In the wrong hands this combination could come out a disaster, or like something out of the audio-sampling hey-days of the 90’s or early 2000’s. But somehow the careful crafting of such a range of excerpts that navigate through pertinent themes, and in themselves tell a story, coupled with musical accompaniment that hits a suitable ambience for each topic, comes together in a way that works.
The project in some respects has parallels with the book Seven American Deaths and Disasters by Kenneth Goldsmith, particularly the coverage of 9/11 (‘World Of Sorrow’), and to some extent also the assassination of JFK, which briefly features on ‘Devil & Mankind’. Kenneth’s book is the simple idea of publishing raw transcripts of broadcasts from various key events in US history. He noted in a recent interview on The Colbert Report:
“Every transcription has the mark of its own era on it….. and so now these guys that are broadcasting this are not prepared in any way for this to happen [the assassination of JFK], and suddenly they are improvising – they’re riding by the seat of their pants, and they’re making it up as they go along… and this happens again and again and again [in the transcripts in the book].
“The World Trade Center chapter of the book is remarkable in this way, because these are morning shock jock guys that go into work that day figuring they’re going to do their schtick and then a plane goes into a building: they’re stuck in the studio narrating something that they have no idea about, and this is incredible how they have to make it up as they go along.”
For all intents and purposes, he could be describing ‘World Of Sorrow’, which is one of the few tracks featuring only unscripted radio and TV from that infamous day. Similarly, the mark of different times gone by can be heard throughout every track on the album. Also of relevance from that interview is Stephen Colbert’s assessment:
“When I read this, I feel like I’m some sort of time-travelling aesthete, who is coming in to sample other people’s shock and tragedy… I’m tasting their disbelief, and the way it’s changing them forever”

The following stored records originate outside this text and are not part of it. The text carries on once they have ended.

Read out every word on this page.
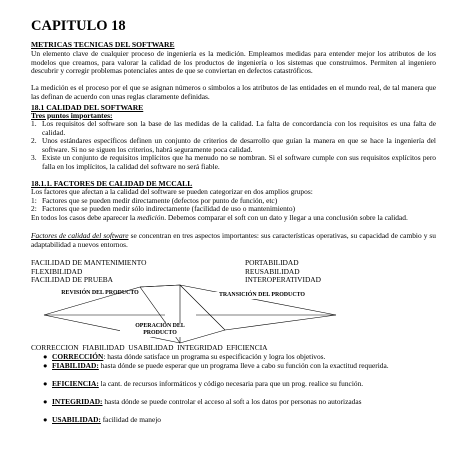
CAPITULO 18
METRICAS TECNICAS DEL SOFTWARE
Un elemento clave de cualquier proceso de ingeniería es la medición. Empleamos medidas para entender mejor los atributos de los modelos que creamos, para valorar la calidad de los productos de ingeniería o los sistemas que construimos. Permiten al ingeniero descubrir y corregir problemas potenciales antes de que se conviertan en defectos catastróficos.
La medición es el proceso por el que se asignan números o símbolos a los atributos de las entidades en el mundo real, de tal manera que las definan de acuerdo con unas reglas claramente definidas.
18.1 CALIDAD DEL SOFTWARE
Tres puntos importantes:
1. Los requisitos del software son la base de las medidas de la calidad. La falta de concordancia con los requisitos es una falta de calidad.
2. Unos estándares específicos definen un conjunto de criterios de desarrollo que guían la manera en que se hace la ingeniería del software. Si no se siguen los criterios, habrá seguramente poca calidad.
3. Existe un conjunto de requisitos implícitos que ha menudo no se nombran. Si el software cumple con sus requisitos explícitos pero falla en los implícitos, la calidad del software no será fiable.
18.1.1. FACTORES DE CALIDAD DE MCCALL
Los factores que afectan a la calidad del software se pueden categorizar en dos amplios grupos:
1: Factores que se pueden medir directamente (defectos por punto de función, etc)
2: Factores que se pueden medir sólo indirectamente (facilidad de uso o mantenimiento)
En todos los casos debe aparecer la medición. Debemos comparar el soft con un dato y llegar a una conclusión sobre la calidad.
Factores de calidad del software se concentran en tres aspectos importantes: sus características operativas, su capacidad de cambio y su adaptabilidad a nuevos entornos.
FACILIDAD DE MANTENIMIENTO	PORTABILIDAD
FLEXIBILIDAD	REUSABILIDAD
FACILIDAD DE PRUEBA	INTEROPERATIVIDAD
REVISIÓN DEL PRODUCTO	TRANSICIÓN DEL PRODUCTO
OPERACIÓN DEL
PRODUCTO
CORRECCION  FIABILIDAD  USABILIDAD  INTEGRIDAD  EFICIENCIA
● CORRECCIÓN: hasta dónde satisface un programa su especificación y logra los objetivos.
● FIABILIDAD: hasta dónde se puede esperar que un programa lleve a cabo su función con la exactitud requerida.
● EFICIENCIA: la cant. de recursos informáticos y código necesaria para que un prog. realice su función.
● INTEGRIDAD: hasta dónde se puede controlar el acceso al soft a los datos por personas no autorizadas
● USABILIDAD: facilidad de manejo
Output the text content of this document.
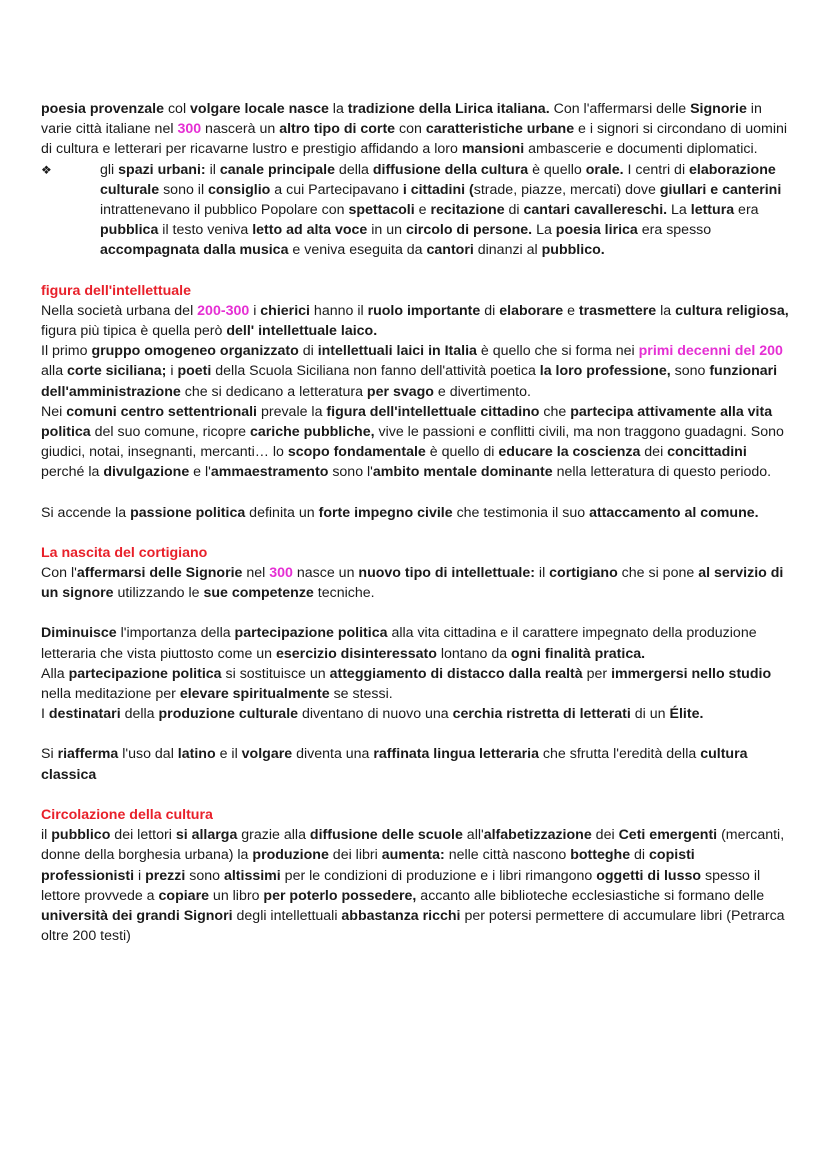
poesia provenzale col volgare locale nasce la tradizione della Lirica italiana. Con l'affermarsi delle Signorie in varie città italiane nel 300 nascerà un altro tipo di corte con caratteristiche urbane e i signori si circondano di uomini di cultura e letterari per ricavarne lustro e prestigio affidando a loro mansioni ambascerie e documenti diplomatici.

❖	gli spazi urbani: il canale principale della diffusione della cultura è quello orale. I centri di elaborazione culturale sono il consiglio a cui Partecipavano i cittadini (strade, piazze, mercati) dove giullari e canterini intrattenevano il pubblico Popolare con spettacoli e recitazione di cantari cavallereschi. La lettura era pubblica il testo veniva letto ad alta voce in un circolo di persone. La poesia lirica era spesso accompagnata dalla musica e veniva eseguita da cantori dinanzi al pubblico.

figura dell'intellettuale

Nella società urbana del 200-300 i chierici hanno il ruolo importante di elaborare e trasmettere la cultura religiosa, figura più tipica è quella però dell' intellettuale laico.

Il primo gruppo omogeneo organizzato di intellettuali laici in Italia è quello che si forma nei primi decenni del 200 alla corte siciliana; i poeti della Scuola Siciliana non fanno dell'attività poetica la loro professione, sono funzionari dell'amministrazione che si dedicano a letteratura per svago e divertimento.

Nei comuni centro settentrionali prevale la figura dell'intellettuale cittadino che partecipa attivamente alla vita politica del suo comune, ricopre cariche pubbliche, vive le passioni e conflitti civili, ma non traggono guadagni. Sono giudici, notai, insegnanti, mercanti… lo scopo fondamentale è quello di educare la coscienza dei concittadini perché la divulgazione e l'ammaestramento sono l'ambito mentale dominante nella letteratura di questo periodo.

Si accende la passione politica definita un forte impegno civile che testimonia il suo attaccamento al comune.

La nascita del cortigiano

Con l'affermarsi delle Signorie nel 300 nasce un nuovo tipo di intellettuale: il cortigiano che si pone al servizio di un signore utilizzando le sue competenze tecniche.

Diminuisce l'importanza della partecipazione politica alla vita cittadina e il carattere impegnato della produzione letteraria che vista piuttosto come un esercizio disinteressato lontano da ogni finalità pratica.

Alla partecipazione politica si sostituisce un atteggiamento di distacco dalla realtà per immergersi nello studio nella meditazione per elevare spiritualmente se stessi.

I destinatari della produzione culturale diventano di nuovo una cerchia ristretta di letterati di un Élite.

Si riafferma l'uso dal latino e il volgare diventa una raffinata lingua letteraria che sfrutta l'eredità della cultura classica

Circolazione della cultura

il pubblico dei lettori si allarga grazie alla diffusione delle scuole all'alfabetizzazione dei Ceti emergenti (mercanti, donne della borghesia urbana) la produzione dei libri aumenta: nelle città nascono botteghe di copisti professionisti i prezzi sono altissimi per le condizioni di produzione e i libri rimangono oggetti di lusso spesso il lettore provvede a copiare un libro per poterlo possedere, accanto alle biblioteche ecclesiastiche si formano delle università dei grandi Signori degli intellettuali abbastanza ricchi per potersi permettere di accumulare libri (Petrarca oltre 200 testi)
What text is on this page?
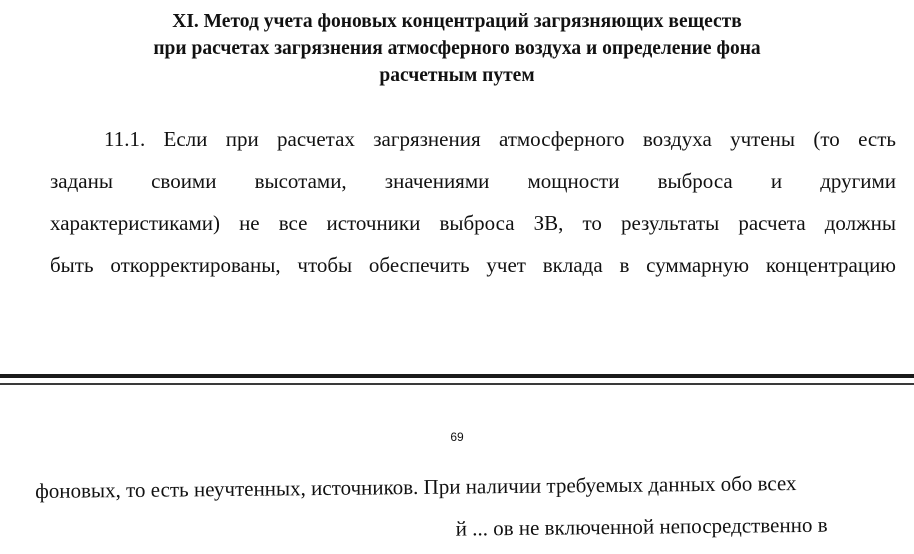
XI. Метод учета фоновых концентраций загрязняющих веществ
при расчетах загрязнения атмосферного воздуха и определение фона
расчетным путем
11.1. Если при расчетах загрязнения атмосферного воздуха учтены (то есть
заданы своими высотами, значениями мощности выброса и другими
характеристиками) не все источники выброса ЗВ, то результаты расчета должны
быть откорректированы, чтобы обеспечить учет вклада в суммарную концентрацию
69
фоновых, то есть неучтенных, источников. При наличии требуемых данных обо всех
й ... ов не включенной непосредственно в
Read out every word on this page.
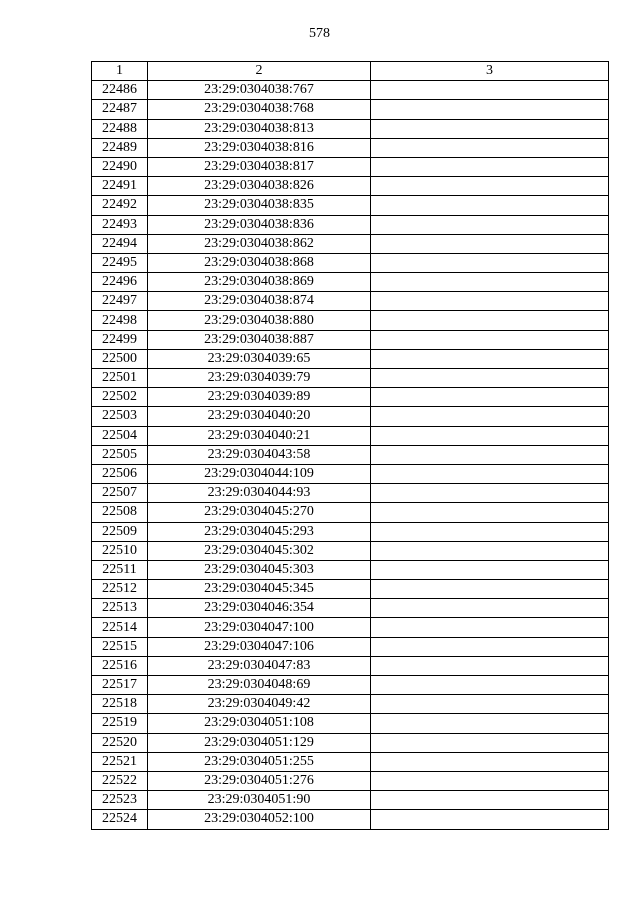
578
1	2	3
22486	23:29:0304038:767	
22487	23:29:0304038:768	
22488	23:29:0304038:813	
22489	23:29:0304038:816	
22490	23:29:0304038:817	
22491	23:29:0304038:826	
22492	23:29:0304038:835	
22493	23:29:0304038:836	
22494	23:29:0304038:862	
22495	23:29:0304038:868	
22496	23:29:0304038:869	
22497	23:29:0304038:874	
22498	23:29:0304038:880	
22499	23:29:0304038:887	
22500	23:29:0304039:65	
22501	23:29:0304039:79	
22502	23:29:0304039:89	
22503	23:29:0304040:20	
22504	23:29:0304040:21	
22505	23:29:0304043:58	
22506	23:29:0304044:109	
22507	23:29:0304044:93	
22508	23:29:0304045:270	
22509	23:29:0304045:293	
22510	23:29:0304045:302	
22511	23:29:0304045:303	
22512	23:29:0304045:345	
22513	23:29:0304046:354	
22514	23:29:0304047:100	
22515	23:29:0304047:106	
22516	23:29:0304047:83	
22517	23:29:0304048:69	
22518	23:29:0304049:42	
22519	23:29:0304051:108	
22520	23:29:0304051:129	
22521	23:29:0304051:255	
22522	23:29:0304051:276	
22523	23:29:0304051:90	
22524	23:29:0304052:100	
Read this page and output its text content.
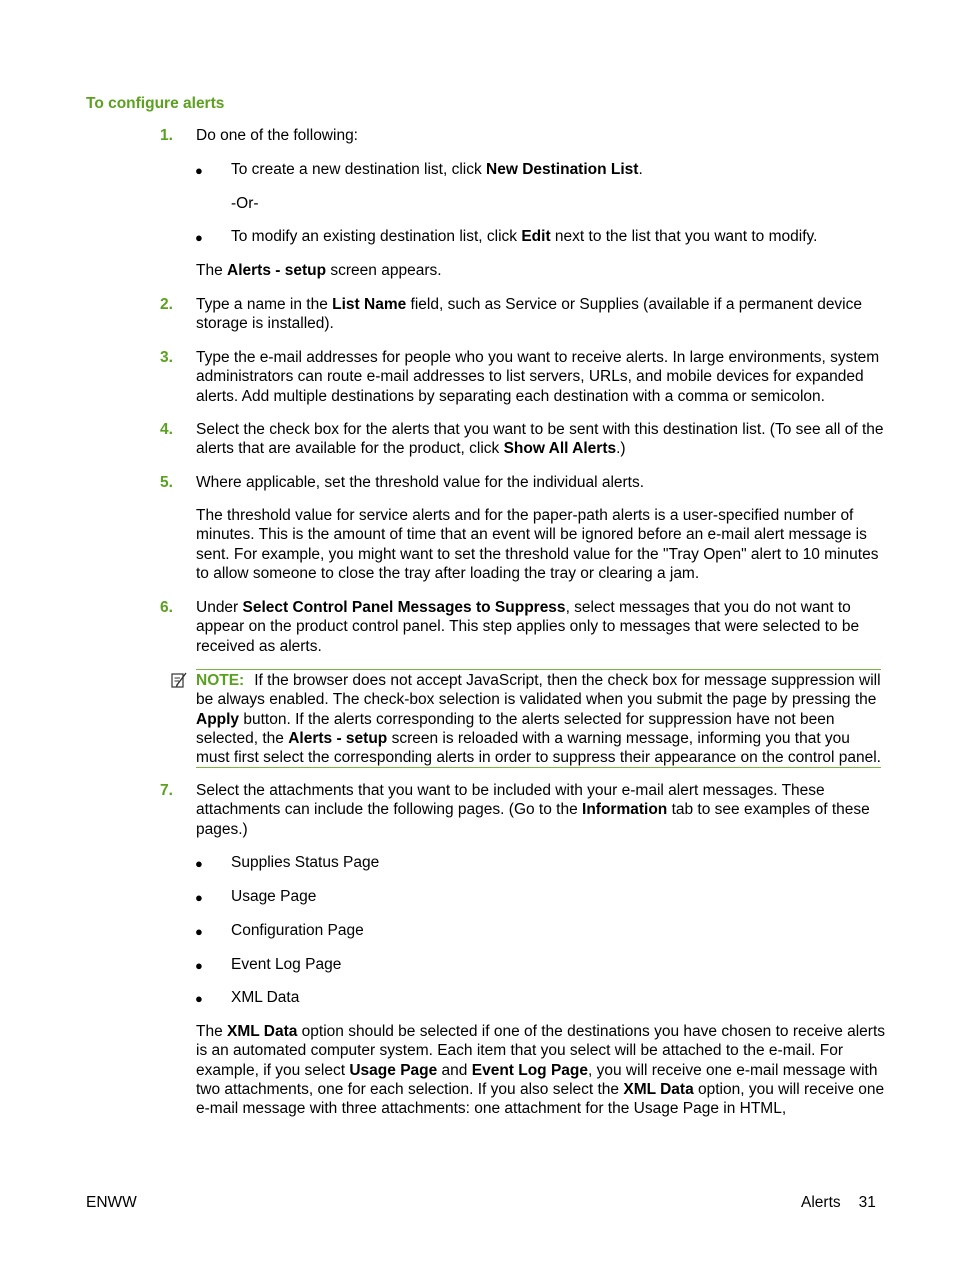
To configure alerts
1.	Do one of the following:
● To create a new destination list, click New Destination List.
-Or-
● To modify an existing destination list, click Edit next to the list that you want to modify.
The Alerts - setup screen appears.
2.	Type a name in the List Name field, such as Service or Supplies (available if a permanent device storage is installed).
3.	Type the e-mail addresses for people who you want to receive alerts. In large environments, system administrators can route e-mail addresses to list servers, URLs, and mobile devices for expanded alerts. Add multiple destinations by separating each destination with a comma or semicolon.
4.	Select the check box for the alerts that you want to be sent with this destination list. (To see all of the alerts that are available for the product, click Show All Alerts.)
5.	Where applicable, set the threshold value for the individual alerts.
The threshold value for service alerts and for the paper-path alerts is a user-specified number of minutes. This is the amount of time that an event will be ignored before an e-mail alert message is sent. For example, you might want to set the threshold value for the "Tray Open" alert to 10 minutes to allow someone to close the tray after loading the tray or clearing a jam.
6.	Under Select Control Panel Messages to Suppress, select messages that you do not want to appear on the product control panel. This step applies only to messages that were selected to be received as alerts.
NOTE: If the browser does not accept JavaScript, then the check box for message suppression will be always enabled. The check-box selection is validated when you submit the page by pressing the Apply button. If the alerts corresponding to the alerts selected for suppression have not been selected, the Alerts - setup screen is reloaded with a warning message, informing you that you must first select the corresponding alerts in order to suppress their appearance on the control panel.
7.	Select the attachments that you want to be included with your e-mail alert messages. These attachments can include the following pages. (Go to the Information tab to see examples of these pages.)
● Supplies Status Page
● Usage Page
● Configuration Page
● Event Log Page
● XML Data
The XML Data option should be selected if one of the destinations you have chosen to receive alerts is an automated computer system. Each item that you select will be attached to the e-mail. For example, if you select Usage Page and Event Log Page, you will receive one e-mail message with two attachments, one for each selection. If you also select the XML Data option, you will receive one e-mail message with three attachments: one attachment for the Usage Page in HTML,
ENWW	Alerts 31
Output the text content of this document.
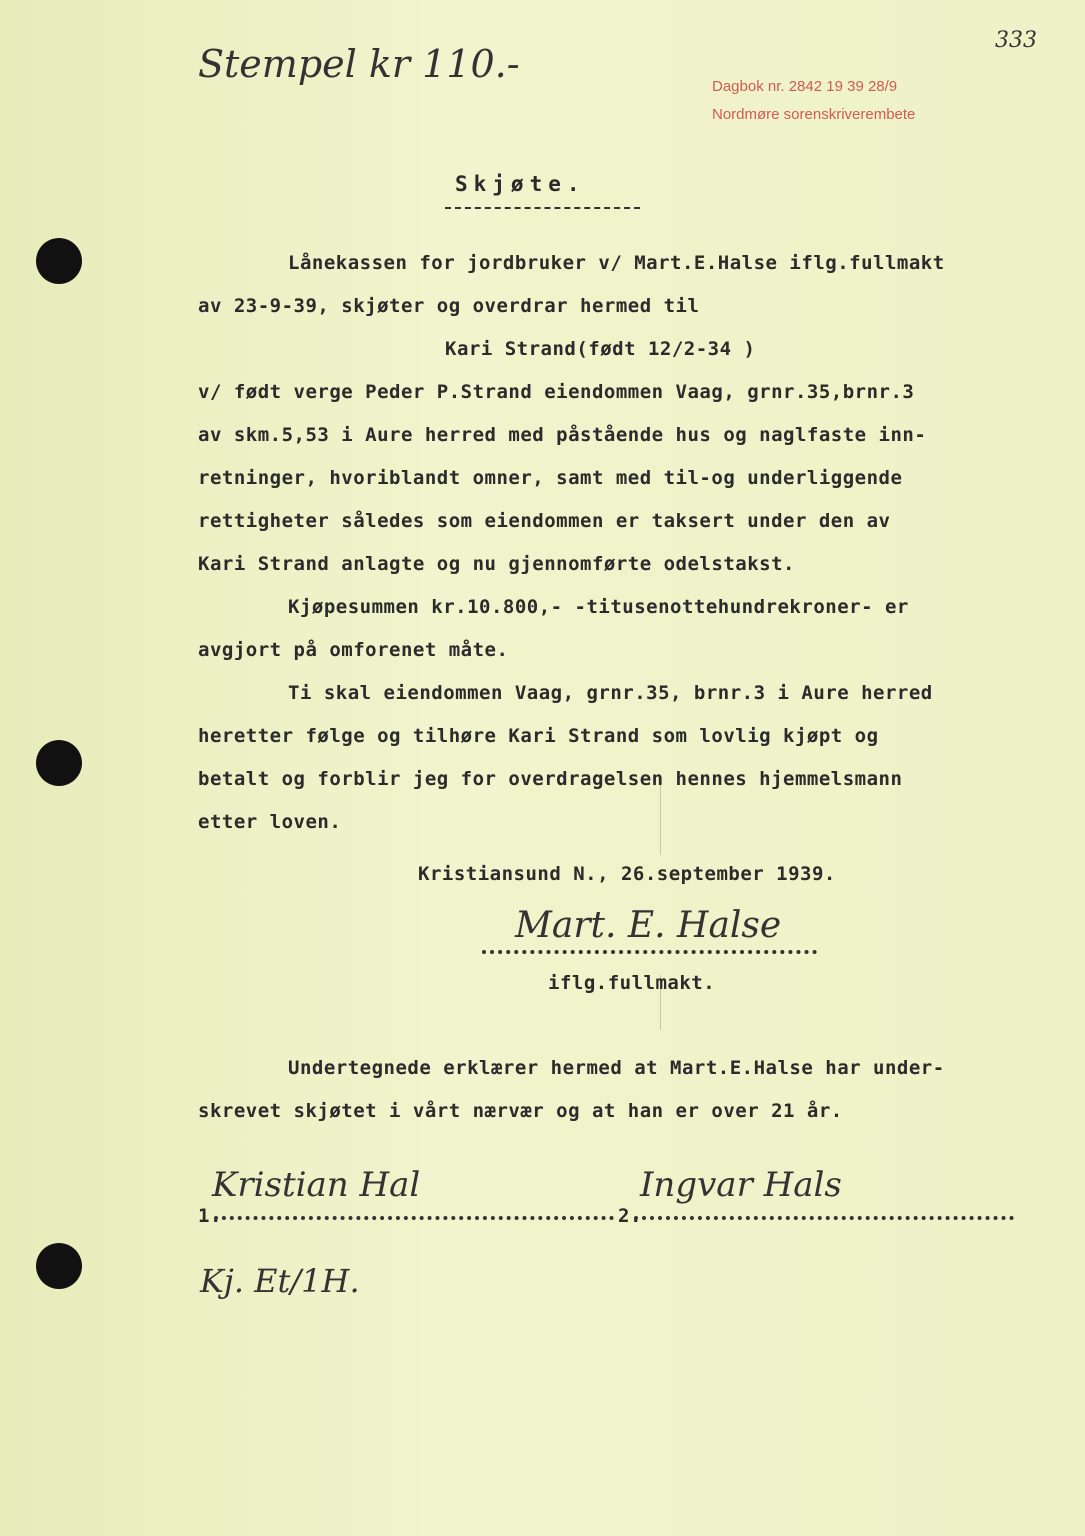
Stempel kr 110.-
333
Dagbok nr. 2842 19 39 28/9
Nordmøre sorenskriverembete
Skjøte.
Lånekassen for jordbruker v/ Mart.E.Halse iflg.fullmakt
av 23-9-39, skjøter og overdrar hermed til
Kari Strand(født 12/2-34 )
v/ født verge Peder P.Strand eiendommen Vaag, grnr.35,brnr.3
av skm.5,53 i Aure herred med påstående hus og naglfaste inn-
retninger, hvoriblandt omner, samt med til-og underliggende
rettigheter således som eiendommen er taksert under den av
Kari Strand anlagte og nu gjennomførte odelstakst.
Kjøpesummen kr.10.800,- -titusenottehundrekroner- er
avgjort på omforenet måte.
Ti skal eiendommen Vaag, grnr.35, brnr.3 i Aure herred
heretter følge og tilhøre Kari Strand som lovlig kjøpt og
betalt og forblir jeg for overdragelsen hennes hjemmelsmann
etter loven.
Kristiansund N., 26.september 1939.
Mart. E. Halse
iflg.fullmakt.
Undertegnede erklærer hermed at Mart.E.Halse har under-
skrevet skjøtet i vårt nærvær og at han er over 21 år.
Kristian Hal	Ingvar Hals
1.	2.
Kj. Et/1H.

… and so it feels to me when listening to The Devil. By the end of the album you’ve covered the scope of the hopes and dreams of different eras, the human desire to understand the universe, our own consciousness and mortality, people’s reactions to moments of disaster, the perpetuation or perpetual fear of war, and even their considerations on the role of government and international relations.
Perhaps it’s the fact that all of this is interspersed with spooky keyboard lines, coupled with riffs that go from some kind of rocky accompaniment (“Extinction Level Event”) to more doom-esque tempos (Martin Luther King’s speech in “Intervention”), or perhaps it’s that you’ve just heard an hour or so of veritable snuff audio – the words of people, most of whom will now be dead, talking about such human concerns, many of which still resonate today.… either way, by the end I was left with a somewhat disconcerting feeling of indistinct unease. The sum total of the listening experience is like being reminded that you’re only in one point in history of this global humanity stumbling forward through time, encumbered by all these human hopes and fears, and not really sure of where it’s going. But maybe that’s what the band were going for, in calling themselves ‘The Devil’.